Neuropathology mystery slide session
毎年のように(聴衆として)参加しているこの名物セッションにおいて、今年は札幌のノースラボの岡田先生が発表されるので、夏ごろから細々とサポートをさせていただきました。ACVP日本人会のミーティングの際に岡田先生の予演会も行い、翌日の岡田先生の堂々とした素晴らしい発表に少しは貢献できたのかなと思います。
International veterinary pathology coalition (IVPC)

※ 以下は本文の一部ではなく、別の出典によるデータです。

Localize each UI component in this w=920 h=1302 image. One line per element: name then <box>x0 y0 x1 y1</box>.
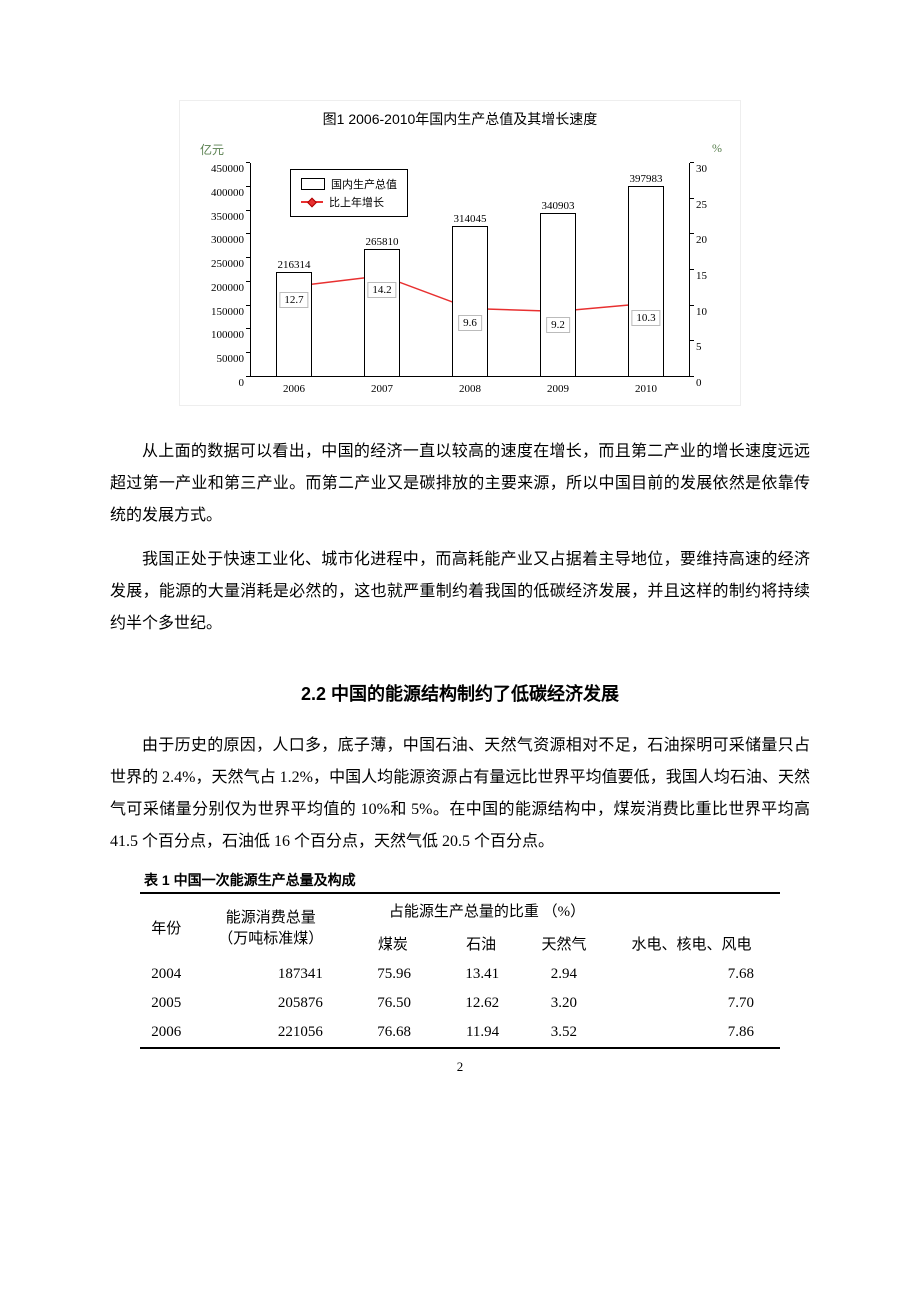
table-cell: 7.70 <box>603 989 780 1018</box>
paragraph-3: 由于历史的原因，人口多，底子薄，中国石油、天然气资源相对不足，石油探明可采储量只… <box>110 730 810 858</box>
table-cell: 3.20 <box>525 989 603 1018</box>
y-axis-left-unit: 亿元 <box>200 141 224 158</box>
bar-label: 216314 <box>264 259 324 271</box>
table-cell: 3.52 <box>525 1018 603 1048</box>
table-cell: 187341 <box>193 960 349 989</box>
bar <box>364 249 400 377</box>
table-cell: 11.94 <box>437 1018 525 1048</box>
table-body: 200418734175.9613.412.947.68200520587676… <box>140 960 780 1048</box>
bar-label: 340903 <box>528 200 588 212</box>
ytick-left: 200000 <box>189 282 250 294</box>
ytick-right: 0 <box>690 377 724 389</box>
bar-label: 314045 <box>440 213 500 225</box>
table-cell: 2006 <box>140 1018 193 1048</box>
table-cell: 7.68 <box>603 960 780 989</box>
paragraph-2: 我国正处于快速工业化、城市化进程中，而高耗能产业又占据着主导地位，要维持高速的经… <box>110 544 810 640</box>
paragraph-1: 从上面的数据可以看出，中国的经济一直以较高的速度在增长，而且第二产业的增长速度远… <box>110 436 810 532</box>
document-page: 图1 2006-2010年国内生产总值及其增长速度 亿元 % 国内生产总值 比上… <box>0 0 920 1089</box>
energy-table: 年份 能源消费总量 （万吨标准煤） 占能源生产总量的比重 （%） 煤炭 石油 天… <box>140 892 780 1049</box>
ytick-left: 0 <box>189 377 250 389</box>
table-cell: 75.96 <box>349 960 437 989</box>
table-head: 年份 能源消费总量 （万吨标准煤） 占能源生产总量的比重 （%） 煤炭 石油 天… <box>140 893 780 960</box>
ytick-left: 150000 <box>189 306 250 318</box>
ytick-left: 400000 <box>189 187 250 199</box>
table-cell: 12.62 <box>437 989 525 1018</box>
bar-label: 397983 <box>616 173 676 185</box>
table-cell: 7.86 <box>603 1018 780 1048</box>
ytick-left: 350000 <box>189 211 250 223</box>
table-cell: 2005 <box>140 989 193 1018</box>
ytick-right: 30 <box>690 163 724 175</box>
ytick-right: 10 <box>690 306 724 318</box>
chart-body: 亿元 % 国内生产总值 比上年增长 050000100000150 <box>180 135 740 405</box>
ytick-left: 450000 <box>189 163 250 175</box>
table-caption: 表 1 中国一次能源生产总量及构成 <box>144 870 810 890</box>
ytick-right: 20 <box>690 234 724 246</box>
gdp-chart: 图1 2006-2010年国内生产总值及其增长速度 亿元 % 国内生产总值 比上… <box>179 100 741 406</box>
table-cell: 76.50 <box>349 989 437 1018</box>
xtick: 2006 <box>283 377 305 395</box>
col-total-main: 能源消费总量 <box>226 910 316 926</box>
table-cell: 221056 <box>193 1018 349 1048</box>
col-renew: 水电、核电、风电 <box>603 927 780 960</box>
bar <box>452 226 488 377</box>
table-cell: 76.68 <box>349 1018 437 1048</box>
plot-area: 国内生产总值 比上年增长 050000100000150000200000250… <box>250 163 690 377</box>
table-cell: 2.94 <box>525 960 603 989</box>
xtick: 2009 <box>547 377 569 395</box>
line-value-label: 9.2 <box>546 317 570 333</box>
col-year: 年份 <box>140 893 193 960</box>
bar <box>540 213 576 377</box>
line-value-label: 10.3 <box>631 310 660 326</box>
line-value-label: 12.7 <box>279 292 308 308</box>
col-total: 能源消费总量 （万吨标准煤） <box>193 893 349 960</box>
table-row: 200520587676.5012.623.207.70 <box>140 989 780 1018</box>
chart-title: 图1 2006-2010年国内生产总值及其增长速度 <box>180 101 740 135</box>
col-total-sub: （万吨标准煤） <box>218 931 323 947</box>
y-axis-right-unit: % <box>712 141 722 156</box>
ytick-left: 50000 <box>189 353 250 365</box>
table-cell: 2004 <box>140 960 193 989</box>
xtick: 2007 <box>371 377 393 395</box>
ytick-left: 100000 <box>189 329 250 341</box>
xtick: 2008 <box>459 377 481 395</box>
bar <box>628 186 664 377</box>
col-gas: 天然气 <box>525 927 603 960</box>
ytick-left: 250000 <box>189 258 250 270</box>
table-row: 200418734175.9613.412.947.68 <box>140 960 780 989</box>
page-number: 2 <box>0 1059 920 1075</box>
ytick-left: 300000 <box>189 234 250 246</box>
col-group: 占能源生产总量的比重 （%） <box>349 893 780 927</box>
ytick-right: 5 <box>690 341 724 353</box>
col-oil: 石油 <box>437 927 525 960</box>
table-cell: 13.41 <box>437 960 525 989</box>
table-cell: 205876 <box>193 989 349 1018</box>
line-value-label: 14.2 <box>367 282 396 298</box>
ytick-right: 15 <box>690 270 724 282</box>
xtick: 2010 <box>635 377 657 395</box>
ytick-right: 25 <box>690 199 724 211</box>
line-value-label: 9.6 <box>458 315 482 331</box>
bar-label: 265810 <box>352 236 412 248</box>
col-coal: 煤炭 <box>349 927 437 960</box>
bar <box>276 272 312 377</box>
table-row: 200622105676.6811.943.527.86 <box>140 1018 780 1048</box>
section-title: 2.2 中国的能源结构制约了低碳经济发展 <box>110 680 810 706</box>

ACVPは主として北米の組織であり、欧州にはECVP、日本にはJCVPがあります。中南米にも、これに準ずる有志団体があります。各組織から、世界を舞台にして何かやりたいという人々が集まってIVPCが発足したようです。私は今回初めて会合に参加しましたが、「世の中をよりよくするために」、「学生や、若い獣医病理医に様々な機会を提供するために」、「異国の文化を尊重し楽しむために」といった観点で、組織を徐々に作っていこうという建設的な意見、提言が数多く出されました。日本人としても、積極的に関与していきたいなあ、面白そうだなあと強く感じました。
ACVP日本人会(JaGA)ミーティング
JaGAには現在20名に届きそうな数のメンバーがいます。今回の参加人数はそれほど多くありませんでしたが、活動報告や活動計画について話したあとは、ホテルのバーで懇親会を行いました。ミーティングの議事録は後日メンバーにお送りします。
日本の先生方とのプチ懇親会
東京大学、大阪府立大学、帯広畜産大学、鳥取大学等から参加されていた獣医病理の先生方、大学院生の方々や、診断会社、動物病院の先生方等と、ほぼ毎晩、色々な意見交換ができ、お酒もおいしく、楽しいひと時でした。ありがとうございました。日本の大学における取組についての情報も、とてもためになりました。
<番外企画>
たまたまACVP日本人会メンバーの何人かが昔から知っていたNeel Aziz先生というアメリカ人の獣医病理医がワシントンDCのスミソニアン動物園で働いており、ご厚意で園内の動物病院・研究施設のバックヤードツアーを企画してくださいました。冷たい雨の降る中、早朝から、世界に名の知れている施設の内部をくまなく説明していただき、その充実ぶりに驚くばかりでした。剖検レポートや病理スライド、パラフィンブロックなどは、50年以上も前から保管されており、超がつく貴重なコレクションでした。象の保護、研究でも有名で、ヘルペスウイルスによる致死的な象の疾患は、この研究所から論文が出ています。Aziz先生自身の、アジアでの病理職遍歴のプレゼンも見せていただき、グローバルな獣医病理医の一つのロールモデルを学ぶことができました。Aziz先生には感謝しきりです!
<その他>
ワシントンDCは紅葉が非常にきれいで、天気はあいにく曇りや雨の方が多かったですが、首都の風格を随所に感じました。学会の合間にはいくつかの博物館や、ホテルの近所のスミソニアン動物園(バックヤードではなく、一般向けの区画)も訪れることができました。ちょうど中間選挙で共和党が下院を明け渡す結果となり、米国の将来は混沌として来ているのかなと感じました。
来年、この学会に今回のように参加できるかどうかは不透明ですが、なるべく若い人たちにこの自由で厳しい環境を経験したり、ここに飛び込んだりしてもらえるように、裏方の役割を継続してまいります。
以上となります。冗長で失礼しました。